Cuddle time before bed

BoldLoving the fireworks!

18 months after S was born. We had another big announcement. I was pregnant again. I was not very happy this time. I called him at work, and told him that I was extremely pissed off that I was pregnant. Most of why I was so mad was because I was so scared and being scared sometimes makes people go loony! J, on the other hand, was so happy, he practically danced. For all I know, he probably did! After a few weeks of calming down time, I accepted it and couldn't wait to meet the new little one. I hoped, deep in my heart, that things would be different this time, that I would make it full term. I almost did! At 36w3d, A came into the world. Screaming, pink, and beautiful. When J and I heard A screaming, we cried (S had only did a few kitten meow-like cries at birth). We were so overjoyed and I was in awe of A. After recovery time for me, we all went home and it was bliss.
Paging Dr. J.

Taking A to the nursery

In love all over again!
Sleeping on Daddy. My ovaries are all a-twitter

Seriously though, if I could, I'd have 15 babies with this man. Seriously.

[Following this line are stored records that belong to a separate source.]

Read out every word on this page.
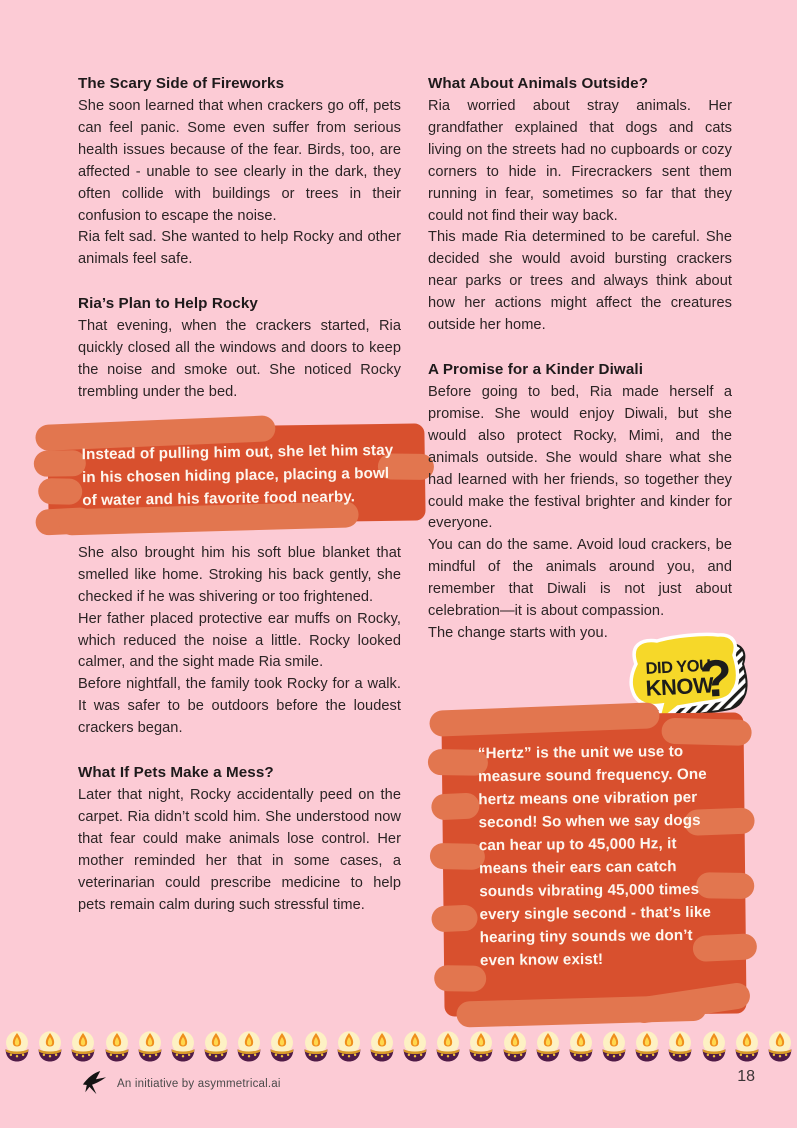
The Scary Side of Fireworks

She soon learned that when crackers go off, pets can feel panic. Some even suffer from serious health issues because of the fear. Birds, too, are affected - unable to see clearly in the dark, they often collide with buildings or trees in their confusion to escape the noise.

Ria felt sad. She wanted to help Rocky and other animals feel safe.

Ria’s Plan to Help Rocky

That evening, when the crackers started, Ria quickly closed all the windows and doors to keep the noise and smoke out. She noticed Rocky trembling under the bed.

Instead of pulling him out, she let him stay in his chosen hiding place, placing a bowl of water and his favorite food nearby.

She also brought him his soft blue blanket that smelled like home. Stroking his back gently, she checked if he was shivering or too frightened.

Her father placed protective ear muffs on Rocky, which reduced the noise a little. Rocky looked calmer, and the sight made Ria smile.

Before nightfall, the family took Rocky for a walk. It was safer to be outdoors before the loudest crackers began.

What If Pets Make a Mess?

Later that night, Rocky accidentally peed on the carpet. Ria didn’t scold him. She understood now that fear could make animals lose control. Her mother reminded her that in some cases, a veterinarian could prescribe medicine to help pets remain calm during such stressful time.

What About Animals Outside?

Ria worried about stray animals. Her grandfather explained that dogs and cats living on the streets had no cupboards or cozy corners to hide in. Firecrackers sent them running in fear, sometimes so far that they could not find their way back.

This made Ria determined to be careful. She decided she would avoid bursting crackers near parks or trees and always think about how her actions might affect the creatures outside her home.

A Promise for a Kinder Diwali

Before going to bed, Ria made herself a promise. She would enjoy Diwali, but she would also protect Rocky, Mimi, and the animals outside. She would share what she had learned with her friends, so together they could make the festival brighter and kinder for everyone.

You can do the same. Avoid loud crackers, be mindful of the animals around you, and remember that Diwali is not just about celebration—it is about compassion.

The change starts with you.

DID YOU
KNOW
?
“Hertz” is the unit we use to measure sound frequency. One hertz means one vibration per second! So when we say dogs can hear up to 45,000 Hz, it means their ears can catch sounds vibrating 45,000 times every single second - that’s like hearing tiny sounds we don’t even know exist!
An initiative by asymmetrical.ai	18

Then came the time of the boys starting to grow up and really start interacting with Daddy. They roughhoused and got messy and explored new places and things. They acted serious and silly and just had a great time with each other. My 3 boys. How I love them and wouldn't want it any other way!

The men in my life

My men at Christmas 2007

Having a great time egg hunting!

So then it was time to explore and do all the weird things boys do. I watched my sons grow, and I watched my husband grow as a father, and believe it or not, I keep falling in love with him. Over and over again. I hope these 3 have many adventures to come!

Taking a rest while exploring the woods

Holding on tight!

Boys are always dirty

And always picking something

And full of bruises

And always having fun!

So Happy Father's Day to my wonderful husband. I hope to celebrate many MANY MANY more to come!! The boys and I adore and love you and always will!